We believe 30 milligram would show statistically significant outcome. Top dose is same as last completed trial. FDA has already reviewed the protocol, and we are in a process of preparing for initiating the second trial. So we expect to initiate the study in early Q2, and then complete the study in mid of 2027, and then anticipate submitting NDA in Q4 2027. So we have currently about a little over $12 million cash in the bank. And in the process, as we announced, we need to raise additional at least around $50 million to complete the second study and submit NDA by Q4 2027. So we will update the progress in the next couple of weeks with respect to raising capital as well as initiation of the second trial. So thanks for your time and interest in Reviva.

Happy to answer any questions you may have.

Thank you, Dr. Bhat, for that. If you could just add a little bit on the latest pre-NDA meeting with the FDA, what are some of in having another trial? What are some of the positives there in terms of having another trial? Your data has been great, but talk about this.

Laxminarayan Bhat
CEO, Reviva Pharmaceuticals

Yeah. Historically, drugs got approved, the two or more phase three trials conducted on. Again, statutory requirement is two randomized trials and one long-term safety study so we completed those trials. Again, the agency would review the data, and then they recommend as appropriate so we reached out to FDA with the full dataset generated to date and then we requested FDA guidance on filing NDA requirement. FDA reviewed the data as we announced. There is no negative comment about our data.
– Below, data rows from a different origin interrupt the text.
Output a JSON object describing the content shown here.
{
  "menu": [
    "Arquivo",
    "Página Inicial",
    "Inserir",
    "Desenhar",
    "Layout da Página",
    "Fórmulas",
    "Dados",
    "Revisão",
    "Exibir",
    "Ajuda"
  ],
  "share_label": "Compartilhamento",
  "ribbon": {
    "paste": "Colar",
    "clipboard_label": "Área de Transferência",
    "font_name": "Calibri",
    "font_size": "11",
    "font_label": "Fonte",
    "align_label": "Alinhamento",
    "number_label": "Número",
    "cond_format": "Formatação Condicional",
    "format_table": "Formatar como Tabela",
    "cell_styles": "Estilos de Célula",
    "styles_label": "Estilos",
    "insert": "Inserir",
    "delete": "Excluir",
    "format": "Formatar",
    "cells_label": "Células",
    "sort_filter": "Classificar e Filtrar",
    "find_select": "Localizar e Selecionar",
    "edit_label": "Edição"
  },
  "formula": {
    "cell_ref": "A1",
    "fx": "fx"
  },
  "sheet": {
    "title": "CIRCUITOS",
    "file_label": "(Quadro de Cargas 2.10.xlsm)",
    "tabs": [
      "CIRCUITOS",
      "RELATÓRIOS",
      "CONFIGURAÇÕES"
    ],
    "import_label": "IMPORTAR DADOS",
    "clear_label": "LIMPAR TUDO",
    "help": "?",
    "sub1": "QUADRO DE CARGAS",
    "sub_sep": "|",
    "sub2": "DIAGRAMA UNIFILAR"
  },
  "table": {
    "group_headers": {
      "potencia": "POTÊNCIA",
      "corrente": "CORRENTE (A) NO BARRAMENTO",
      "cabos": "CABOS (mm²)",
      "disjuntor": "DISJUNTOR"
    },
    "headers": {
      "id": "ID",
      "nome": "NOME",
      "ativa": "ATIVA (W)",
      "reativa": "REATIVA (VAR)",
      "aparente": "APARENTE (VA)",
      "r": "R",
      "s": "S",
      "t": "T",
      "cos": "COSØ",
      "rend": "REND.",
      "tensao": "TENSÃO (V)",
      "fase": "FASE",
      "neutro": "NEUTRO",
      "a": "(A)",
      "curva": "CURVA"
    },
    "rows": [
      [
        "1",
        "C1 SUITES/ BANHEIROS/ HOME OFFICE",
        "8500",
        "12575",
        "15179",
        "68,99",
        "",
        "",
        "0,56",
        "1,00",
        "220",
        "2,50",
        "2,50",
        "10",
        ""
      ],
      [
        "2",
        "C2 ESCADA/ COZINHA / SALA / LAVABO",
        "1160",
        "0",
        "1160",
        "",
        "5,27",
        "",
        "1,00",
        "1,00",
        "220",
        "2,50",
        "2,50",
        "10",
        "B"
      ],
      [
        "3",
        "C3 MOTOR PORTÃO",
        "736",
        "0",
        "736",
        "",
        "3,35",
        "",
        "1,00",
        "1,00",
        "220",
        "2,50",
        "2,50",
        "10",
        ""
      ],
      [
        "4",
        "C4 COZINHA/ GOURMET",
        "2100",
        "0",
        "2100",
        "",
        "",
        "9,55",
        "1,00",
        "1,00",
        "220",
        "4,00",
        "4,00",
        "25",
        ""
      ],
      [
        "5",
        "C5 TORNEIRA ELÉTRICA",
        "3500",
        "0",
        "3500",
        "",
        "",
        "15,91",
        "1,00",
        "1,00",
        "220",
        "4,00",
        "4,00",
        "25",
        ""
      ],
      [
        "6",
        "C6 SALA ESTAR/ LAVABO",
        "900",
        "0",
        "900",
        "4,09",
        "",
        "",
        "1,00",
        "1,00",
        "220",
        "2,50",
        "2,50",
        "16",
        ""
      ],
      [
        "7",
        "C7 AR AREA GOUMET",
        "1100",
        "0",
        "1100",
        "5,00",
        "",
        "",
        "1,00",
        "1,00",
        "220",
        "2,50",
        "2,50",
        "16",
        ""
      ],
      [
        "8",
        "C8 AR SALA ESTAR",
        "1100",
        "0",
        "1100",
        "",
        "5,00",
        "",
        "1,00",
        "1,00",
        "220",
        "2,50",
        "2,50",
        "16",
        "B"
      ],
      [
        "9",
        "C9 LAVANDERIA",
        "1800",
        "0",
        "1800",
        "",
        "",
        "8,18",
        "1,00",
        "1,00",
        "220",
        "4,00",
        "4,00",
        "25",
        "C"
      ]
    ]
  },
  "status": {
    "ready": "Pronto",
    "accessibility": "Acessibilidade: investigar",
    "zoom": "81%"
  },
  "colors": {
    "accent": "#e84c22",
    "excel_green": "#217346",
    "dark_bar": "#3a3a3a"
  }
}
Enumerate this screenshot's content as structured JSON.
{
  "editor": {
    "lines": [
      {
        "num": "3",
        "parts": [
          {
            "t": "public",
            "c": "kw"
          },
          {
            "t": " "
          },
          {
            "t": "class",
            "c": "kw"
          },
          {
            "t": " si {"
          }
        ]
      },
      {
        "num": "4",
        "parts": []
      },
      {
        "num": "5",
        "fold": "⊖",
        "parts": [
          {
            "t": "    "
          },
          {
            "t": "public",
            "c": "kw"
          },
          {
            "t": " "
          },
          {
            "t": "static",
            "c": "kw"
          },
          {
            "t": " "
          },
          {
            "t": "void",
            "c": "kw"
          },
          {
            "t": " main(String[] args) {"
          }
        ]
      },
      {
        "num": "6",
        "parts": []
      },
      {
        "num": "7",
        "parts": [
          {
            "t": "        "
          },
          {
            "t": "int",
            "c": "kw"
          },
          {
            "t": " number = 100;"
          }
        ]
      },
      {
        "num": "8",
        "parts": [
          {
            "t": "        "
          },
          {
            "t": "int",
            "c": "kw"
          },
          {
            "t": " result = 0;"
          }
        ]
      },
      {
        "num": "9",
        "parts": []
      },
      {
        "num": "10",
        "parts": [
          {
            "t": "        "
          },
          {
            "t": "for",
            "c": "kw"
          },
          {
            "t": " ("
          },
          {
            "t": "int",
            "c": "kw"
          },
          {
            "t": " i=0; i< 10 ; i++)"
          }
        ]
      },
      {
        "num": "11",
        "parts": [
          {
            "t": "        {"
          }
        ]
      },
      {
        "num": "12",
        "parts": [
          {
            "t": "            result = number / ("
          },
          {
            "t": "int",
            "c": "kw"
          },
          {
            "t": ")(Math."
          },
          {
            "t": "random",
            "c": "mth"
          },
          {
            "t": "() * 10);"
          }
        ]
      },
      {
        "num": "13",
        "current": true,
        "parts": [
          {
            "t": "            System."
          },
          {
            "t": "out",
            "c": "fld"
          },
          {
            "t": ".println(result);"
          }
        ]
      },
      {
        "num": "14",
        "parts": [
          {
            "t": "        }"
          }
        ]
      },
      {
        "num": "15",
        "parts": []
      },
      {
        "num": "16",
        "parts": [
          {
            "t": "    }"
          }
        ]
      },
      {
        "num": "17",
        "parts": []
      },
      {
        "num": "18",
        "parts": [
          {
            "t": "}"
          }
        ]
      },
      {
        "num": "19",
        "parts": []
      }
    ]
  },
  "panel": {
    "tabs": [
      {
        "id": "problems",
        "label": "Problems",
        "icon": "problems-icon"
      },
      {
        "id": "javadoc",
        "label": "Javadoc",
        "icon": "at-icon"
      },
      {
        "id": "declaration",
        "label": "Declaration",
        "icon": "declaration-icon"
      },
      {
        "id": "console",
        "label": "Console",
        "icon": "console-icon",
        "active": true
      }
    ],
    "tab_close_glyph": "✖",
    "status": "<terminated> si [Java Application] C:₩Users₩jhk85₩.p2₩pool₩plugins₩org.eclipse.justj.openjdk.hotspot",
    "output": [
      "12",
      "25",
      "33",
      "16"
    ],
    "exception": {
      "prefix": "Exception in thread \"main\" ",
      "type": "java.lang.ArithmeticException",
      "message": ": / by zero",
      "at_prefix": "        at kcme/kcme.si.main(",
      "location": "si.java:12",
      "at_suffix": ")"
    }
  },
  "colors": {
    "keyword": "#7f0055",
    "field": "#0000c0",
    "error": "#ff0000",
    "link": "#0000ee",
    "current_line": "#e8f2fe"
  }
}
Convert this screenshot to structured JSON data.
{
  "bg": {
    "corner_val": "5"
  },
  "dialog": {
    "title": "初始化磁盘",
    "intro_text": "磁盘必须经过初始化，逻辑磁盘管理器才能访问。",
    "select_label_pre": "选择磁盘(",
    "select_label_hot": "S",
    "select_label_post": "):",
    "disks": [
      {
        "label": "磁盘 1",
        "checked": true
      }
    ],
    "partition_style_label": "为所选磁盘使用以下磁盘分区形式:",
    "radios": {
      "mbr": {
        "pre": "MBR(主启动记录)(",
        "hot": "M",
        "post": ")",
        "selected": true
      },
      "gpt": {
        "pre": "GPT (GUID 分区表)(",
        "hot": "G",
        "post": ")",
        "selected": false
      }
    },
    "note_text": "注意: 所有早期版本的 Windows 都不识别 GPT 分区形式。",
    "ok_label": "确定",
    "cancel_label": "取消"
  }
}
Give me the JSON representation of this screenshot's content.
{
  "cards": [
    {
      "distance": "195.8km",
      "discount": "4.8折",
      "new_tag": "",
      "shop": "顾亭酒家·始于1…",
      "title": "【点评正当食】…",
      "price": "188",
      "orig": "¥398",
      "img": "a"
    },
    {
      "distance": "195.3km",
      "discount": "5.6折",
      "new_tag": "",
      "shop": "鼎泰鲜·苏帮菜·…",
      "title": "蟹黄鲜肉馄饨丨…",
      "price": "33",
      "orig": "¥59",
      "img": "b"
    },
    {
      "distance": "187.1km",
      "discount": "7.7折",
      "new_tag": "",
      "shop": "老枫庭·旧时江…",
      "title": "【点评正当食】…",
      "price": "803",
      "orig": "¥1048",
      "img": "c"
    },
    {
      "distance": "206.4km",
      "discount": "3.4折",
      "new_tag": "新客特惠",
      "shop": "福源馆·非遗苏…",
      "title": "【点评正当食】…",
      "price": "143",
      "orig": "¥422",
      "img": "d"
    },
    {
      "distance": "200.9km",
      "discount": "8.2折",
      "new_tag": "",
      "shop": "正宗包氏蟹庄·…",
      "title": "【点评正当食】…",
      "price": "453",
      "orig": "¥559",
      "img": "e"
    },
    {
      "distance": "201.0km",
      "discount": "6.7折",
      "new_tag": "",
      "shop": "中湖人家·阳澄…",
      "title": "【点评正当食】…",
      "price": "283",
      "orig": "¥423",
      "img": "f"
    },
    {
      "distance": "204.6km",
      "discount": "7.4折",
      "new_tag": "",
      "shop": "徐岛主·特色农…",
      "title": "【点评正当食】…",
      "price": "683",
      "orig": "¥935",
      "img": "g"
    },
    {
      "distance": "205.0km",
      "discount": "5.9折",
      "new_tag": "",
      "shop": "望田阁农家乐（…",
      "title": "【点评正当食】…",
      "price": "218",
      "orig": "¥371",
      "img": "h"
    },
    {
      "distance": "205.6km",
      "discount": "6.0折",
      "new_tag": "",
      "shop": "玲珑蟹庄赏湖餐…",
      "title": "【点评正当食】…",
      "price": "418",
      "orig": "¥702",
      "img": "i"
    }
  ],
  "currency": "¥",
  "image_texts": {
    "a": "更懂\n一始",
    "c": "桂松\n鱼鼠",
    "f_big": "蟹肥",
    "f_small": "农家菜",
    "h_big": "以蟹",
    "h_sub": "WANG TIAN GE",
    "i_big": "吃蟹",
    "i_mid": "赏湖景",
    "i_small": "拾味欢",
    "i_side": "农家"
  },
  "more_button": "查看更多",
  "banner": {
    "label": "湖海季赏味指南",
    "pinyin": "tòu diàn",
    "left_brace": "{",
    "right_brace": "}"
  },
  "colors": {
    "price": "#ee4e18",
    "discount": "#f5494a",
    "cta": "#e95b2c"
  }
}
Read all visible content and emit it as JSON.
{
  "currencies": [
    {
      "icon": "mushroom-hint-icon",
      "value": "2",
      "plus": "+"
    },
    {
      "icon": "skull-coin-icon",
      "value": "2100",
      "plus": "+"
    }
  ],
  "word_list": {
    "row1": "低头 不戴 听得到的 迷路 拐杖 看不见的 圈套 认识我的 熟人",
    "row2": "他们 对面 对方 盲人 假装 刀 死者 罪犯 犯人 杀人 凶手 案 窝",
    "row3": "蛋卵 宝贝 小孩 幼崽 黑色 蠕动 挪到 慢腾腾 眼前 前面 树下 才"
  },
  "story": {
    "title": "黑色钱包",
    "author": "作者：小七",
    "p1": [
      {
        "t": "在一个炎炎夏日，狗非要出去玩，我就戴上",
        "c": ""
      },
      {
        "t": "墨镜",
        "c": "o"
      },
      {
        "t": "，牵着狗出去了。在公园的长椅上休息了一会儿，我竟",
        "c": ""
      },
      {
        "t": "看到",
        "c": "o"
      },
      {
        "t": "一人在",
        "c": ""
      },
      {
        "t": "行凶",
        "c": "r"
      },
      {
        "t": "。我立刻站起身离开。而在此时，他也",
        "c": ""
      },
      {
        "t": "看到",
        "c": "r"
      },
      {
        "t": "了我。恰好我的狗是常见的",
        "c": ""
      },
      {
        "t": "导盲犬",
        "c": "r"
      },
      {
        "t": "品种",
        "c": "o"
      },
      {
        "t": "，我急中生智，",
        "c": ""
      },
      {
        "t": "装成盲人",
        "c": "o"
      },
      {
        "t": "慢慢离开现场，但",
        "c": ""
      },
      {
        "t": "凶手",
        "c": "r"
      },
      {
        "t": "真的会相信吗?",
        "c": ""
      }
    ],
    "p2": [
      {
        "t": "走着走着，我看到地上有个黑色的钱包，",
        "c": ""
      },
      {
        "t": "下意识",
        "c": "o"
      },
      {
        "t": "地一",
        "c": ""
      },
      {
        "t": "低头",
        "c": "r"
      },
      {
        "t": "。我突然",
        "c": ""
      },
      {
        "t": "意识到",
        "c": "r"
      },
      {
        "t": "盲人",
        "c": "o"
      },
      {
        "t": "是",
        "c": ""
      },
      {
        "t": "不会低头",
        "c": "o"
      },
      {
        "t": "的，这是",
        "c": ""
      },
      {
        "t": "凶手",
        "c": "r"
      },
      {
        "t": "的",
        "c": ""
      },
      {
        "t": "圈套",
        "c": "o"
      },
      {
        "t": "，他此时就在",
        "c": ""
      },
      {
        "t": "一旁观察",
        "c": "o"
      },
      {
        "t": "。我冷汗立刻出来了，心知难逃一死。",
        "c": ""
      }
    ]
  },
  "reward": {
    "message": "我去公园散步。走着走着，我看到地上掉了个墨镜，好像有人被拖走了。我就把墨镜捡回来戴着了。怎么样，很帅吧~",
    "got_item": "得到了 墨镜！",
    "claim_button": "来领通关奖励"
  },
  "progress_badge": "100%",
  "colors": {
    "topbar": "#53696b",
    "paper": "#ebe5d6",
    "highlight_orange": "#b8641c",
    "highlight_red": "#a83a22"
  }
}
Rather, I would say, to our knowledge, data look good. Otherwise, often the FDA with the pre-NDA meeting, we would get feedback on the data. So to my knowledge, there is no disagreement or a negative comment on the data generated to date. However, the FDA said they strongly recommend doing a second trial for filing an NDA. So if we can successfully complete a second trial, that would meet the requirement for filing an NDA. That is what we are currently preparing to initiate the second trial. So we hope we will be able to start to raise capital in the next few weeks and then start the second trial soon.

Ben Shamsian
VP, Lytham Ptners

Okay. Well, thank you. Thank you for your time, Dr. Bhat, and thank you, everyone, for watching. If you have any questions or would like to schedule a meeting with Reviva Pharmaceuticals, please send me an email at shamsian@lithiumpartners.com. That is shamsian@lithiumpartners.com.

We have additional presentations and fireside chats coming up next, so please stick around for more. Thank you, everyone, and have a great rest of the day.

Laxminarayan Bhat
CEO, Reviva Pharmaceuticals

Thanks again, Ben. Thank you all for attending this.